Last edited by Fiel_Tana; 05-31-2023 at 09:40 PM. Reason: Edited to clarify
lol I remember those days! Was terrible lol. I also remember Ifrit being really bad there are a few vids on You tube that show us fighting and how everything is always out of sync. I miss the old days but not the lag.Just be glad you didn't have to do titan hard back in the day when it was new.
It was so bad back then that even as someone who lived like 20 minutes away from the og data centre I had to memorize the mechanics to the point of predicting them before they occurred simply because of just how much latency there was due to the tick rate. You'd be a solid 3-4 seconds (give or take a couple hundred ms) out of an aoe and it'd still consider you in it and you'd be thrown off the edge without his line aoe landing even remotely near you.
They then "improved" it at some point... I don't remember when but I think it was either before or during hw and it was just barely good enough... that said, I doubt it'll ever be fixed without a complete rework of casting tho. Slidecasting is almost a requirement nowadays.
It's not a hardware thing it's more underlying issues in how the game is coded for example how the animation lock is coded makes it hard to weave on a high ping but, there are tools like noclippy and alexander that adjust the length of the animation lock based on ping so you can weave at a high ping.
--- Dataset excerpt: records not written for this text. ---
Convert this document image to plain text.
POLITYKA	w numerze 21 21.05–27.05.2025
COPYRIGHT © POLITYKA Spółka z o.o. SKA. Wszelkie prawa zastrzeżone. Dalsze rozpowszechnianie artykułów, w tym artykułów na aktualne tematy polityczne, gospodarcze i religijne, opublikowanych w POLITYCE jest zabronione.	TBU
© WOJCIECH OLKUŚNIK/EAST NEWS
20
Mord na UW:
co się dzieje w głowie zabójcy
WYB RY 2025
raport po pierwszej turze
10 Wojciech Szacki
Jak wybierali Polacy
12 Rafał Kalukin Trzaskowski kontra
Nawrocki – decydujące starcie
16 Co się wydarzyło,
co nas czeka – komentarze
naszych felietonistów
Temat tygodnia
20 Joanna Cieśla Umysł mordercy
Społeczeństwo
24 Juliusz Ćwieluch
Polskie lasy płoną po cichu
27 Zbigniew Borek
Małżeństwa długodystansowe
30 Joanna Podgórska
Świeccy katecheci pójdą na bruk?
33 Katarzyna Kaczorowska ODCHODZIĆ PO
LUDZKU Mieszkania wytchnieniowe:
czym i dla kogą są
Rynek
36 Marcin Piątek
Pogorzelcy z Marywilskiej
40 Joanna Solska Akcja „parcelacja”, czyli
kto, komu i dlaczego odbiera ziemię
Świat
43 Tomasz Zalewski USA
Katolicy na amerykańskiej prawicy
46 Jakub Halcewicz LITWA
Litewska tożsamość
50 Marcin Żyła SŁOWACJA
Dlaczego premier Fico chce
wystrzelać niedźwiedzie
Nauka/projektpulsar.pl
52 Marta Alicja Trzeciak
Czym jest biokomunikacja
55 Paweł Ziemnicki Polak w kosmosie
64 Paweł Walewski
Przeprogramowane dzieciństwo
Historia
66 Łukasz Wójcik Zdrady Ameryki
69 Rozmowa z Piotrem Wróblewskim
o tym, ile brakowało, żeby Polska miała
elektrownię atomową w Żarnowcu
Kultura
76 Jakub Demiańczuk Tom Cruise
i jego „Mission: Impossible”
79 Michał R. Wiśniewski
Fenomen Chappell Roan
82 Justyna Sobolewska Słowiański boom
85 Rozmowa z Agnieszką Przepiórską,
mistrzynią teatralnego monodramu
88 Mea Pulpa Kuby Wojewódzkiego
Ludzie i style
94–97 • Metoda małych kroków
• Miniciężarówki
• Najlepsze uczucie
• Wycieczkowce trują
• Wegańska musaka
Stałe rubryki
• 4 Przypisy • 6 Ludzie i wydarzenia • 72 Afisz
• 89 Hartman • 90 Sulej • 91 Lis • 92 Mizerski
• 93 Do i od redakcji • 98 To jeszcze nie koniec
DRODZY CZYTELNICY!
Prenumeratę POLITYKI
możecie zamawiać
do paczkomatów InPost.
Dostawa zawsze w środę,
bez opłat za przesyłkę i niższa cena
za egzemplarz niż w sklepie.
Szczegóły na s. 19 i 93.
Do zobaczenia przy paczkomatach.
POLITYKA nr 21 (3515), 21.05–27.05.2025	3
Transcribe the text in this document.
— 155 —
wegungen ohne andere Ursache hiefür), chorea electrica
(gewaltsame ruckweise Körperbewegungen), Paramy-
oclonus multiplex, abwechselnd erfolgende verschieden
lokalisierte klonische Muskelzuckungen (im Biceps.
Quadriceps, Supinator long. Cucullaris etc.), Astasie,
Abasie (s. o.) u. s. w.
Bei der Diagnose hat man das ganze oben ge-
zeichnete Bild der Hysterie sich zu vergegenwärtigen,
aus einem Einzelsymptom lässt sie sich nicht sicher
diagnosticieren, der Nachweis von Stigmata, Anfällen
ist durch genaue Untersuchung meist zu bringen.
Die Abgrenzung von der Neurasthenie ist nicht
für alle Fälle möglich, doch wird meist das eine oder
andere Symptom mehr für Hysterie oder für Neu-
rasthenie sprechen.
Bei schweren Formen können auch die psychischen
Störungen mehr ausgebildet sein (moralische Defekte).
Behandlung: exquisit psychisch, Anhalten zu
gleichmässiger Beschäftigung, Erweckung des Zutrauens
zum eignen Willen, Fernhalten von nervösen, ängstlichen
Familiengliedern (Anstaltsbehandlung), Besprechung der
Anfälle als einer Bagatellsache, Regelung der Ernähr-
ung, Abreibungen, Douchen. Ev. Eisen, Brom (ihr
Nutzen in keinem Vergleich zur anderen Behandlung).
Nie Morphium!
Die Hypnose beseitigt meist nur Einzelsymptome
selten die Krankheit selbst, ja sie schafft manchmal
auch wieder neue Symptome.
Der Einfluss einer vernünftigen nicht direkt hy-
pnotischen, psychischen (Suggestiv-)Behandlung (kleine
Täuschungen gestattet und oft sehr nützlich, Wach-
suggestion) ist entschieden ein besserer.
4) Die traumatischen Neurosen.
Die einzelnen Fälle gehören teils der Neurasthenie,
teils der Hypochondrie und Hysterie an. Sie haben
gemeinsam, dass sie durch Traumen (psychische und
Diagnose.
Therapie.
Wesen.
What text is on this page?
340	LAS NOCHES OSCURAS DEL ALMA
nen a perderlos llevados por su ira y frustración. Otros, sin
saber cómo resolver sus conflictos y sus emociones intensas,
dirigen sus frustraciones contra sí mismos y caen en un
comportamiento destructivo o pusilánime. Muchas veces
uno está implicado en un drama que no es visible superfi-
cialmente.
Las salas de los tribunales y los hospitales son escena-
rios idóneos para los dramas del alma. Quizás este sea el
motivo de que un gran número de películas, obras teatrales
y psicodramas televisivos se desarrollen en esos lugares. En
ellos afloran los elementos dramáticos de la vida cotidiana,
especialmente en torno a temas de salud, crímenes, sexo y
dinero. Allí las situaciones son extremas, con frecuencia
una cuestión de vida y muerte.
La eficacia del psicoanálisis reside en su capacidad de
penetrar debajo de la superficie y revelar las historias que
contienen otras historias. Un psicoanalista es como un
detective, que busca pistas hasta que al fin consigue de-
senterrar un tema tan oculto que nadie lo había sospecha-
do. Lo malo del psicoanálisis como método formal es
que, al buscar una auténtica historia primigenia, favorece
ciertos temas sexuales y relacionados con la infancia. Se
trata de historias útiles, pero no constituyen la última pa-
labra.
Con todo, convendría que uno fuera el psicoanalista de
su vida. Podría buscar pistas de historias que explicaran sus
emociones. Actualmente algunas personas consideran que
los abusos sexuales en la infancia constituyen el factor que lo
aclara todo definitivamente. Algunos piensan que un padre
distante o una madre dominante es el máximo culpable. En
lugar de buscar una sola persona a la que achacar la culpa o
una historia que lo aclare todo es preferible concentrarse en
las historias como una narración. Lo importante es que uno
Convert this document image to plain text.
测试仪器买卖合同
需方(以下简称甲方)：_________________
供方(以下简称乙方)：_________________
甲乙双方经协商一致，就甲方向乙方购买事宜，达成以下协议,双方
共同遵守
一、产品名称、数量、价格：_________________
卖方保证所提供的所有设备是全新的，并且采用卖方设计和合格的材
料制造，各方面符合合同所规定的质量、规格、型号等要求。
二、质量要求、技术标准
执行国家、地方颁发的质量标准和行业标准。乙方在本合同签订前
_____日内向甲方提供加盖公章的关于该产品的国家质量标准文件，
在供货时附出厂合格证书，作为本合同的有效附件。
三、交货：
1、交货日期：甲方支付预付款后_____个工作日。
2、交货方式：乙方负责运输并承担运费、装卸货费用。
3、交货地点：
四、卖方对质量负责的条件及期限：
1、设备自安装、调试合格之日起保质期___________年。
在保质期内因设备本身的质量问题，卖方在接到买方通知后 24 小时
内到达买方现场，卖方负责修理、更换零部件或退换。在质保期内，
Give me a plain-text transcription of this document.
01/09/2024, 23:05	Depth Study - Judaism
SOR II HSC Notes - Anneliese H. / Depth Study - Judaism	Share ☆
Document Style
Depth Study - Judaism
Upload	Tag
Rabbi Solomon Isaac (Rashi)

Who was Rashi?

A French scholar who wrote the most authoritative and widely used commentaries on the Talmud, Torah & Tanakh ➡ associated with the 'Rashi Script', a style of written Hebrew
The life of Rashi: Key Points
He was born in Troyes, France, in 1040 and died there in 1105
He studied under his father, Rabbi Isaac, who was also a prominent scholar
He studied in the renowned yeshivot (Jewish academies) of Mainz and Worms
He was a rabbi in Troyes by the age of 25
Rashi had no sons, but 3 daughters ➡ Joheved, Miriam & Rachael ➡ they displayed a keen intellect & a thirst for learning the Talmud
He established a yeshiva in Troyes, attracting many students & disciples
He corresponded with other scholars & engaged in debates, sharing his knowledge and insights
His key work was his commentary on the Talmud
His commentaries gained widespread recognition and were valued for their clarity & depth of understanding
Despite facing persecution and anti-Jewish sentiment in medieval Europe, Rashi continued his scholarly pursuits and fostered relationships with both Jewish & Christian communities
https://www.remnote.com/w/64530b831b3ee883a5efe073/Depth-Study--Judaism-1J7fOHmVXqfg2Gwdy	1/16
The fact that they just haven't just implemented this into the game is crazy. (it's because when they test jobs at high ping it's only on the Japanese scale of "high ping")
A ton of people are okay with the net code as-is. We’ve integrated the lag into our strats, such as managing “snapshots” and “slide casting”. People have made numerous illegal third-party tools that include features like assisted slidecasting, calling out mechanics to prevent snapshotting, drawing maps on the ground, and packet-sniffing to alter server calls. And because most FFXIV players support the modding community (“it doesn’t affect anyone! Who cares!”) people will generally be okay with the game. Because it’s only bearable when people cheat. Of course, Square knows this, and they don’t give a shit. FFXIV has a plug-in architecture that runs circles around most online games despite being “prohibited”. No one cares. Just consume the product.
Suffice to say, Blizzard went from an indie developer to part of one of the world’s largest and wealthiest entertainment companies in history on the back of a single MMO with good net code. Square Enix is falling apart at the seams despite four major MMOs and two of the OG RPG brands. There’s a reason why that is. People won’t care until they look at the past ten years they’ve wasted in this laggy cesspit and realize they’ve gained nothing of value.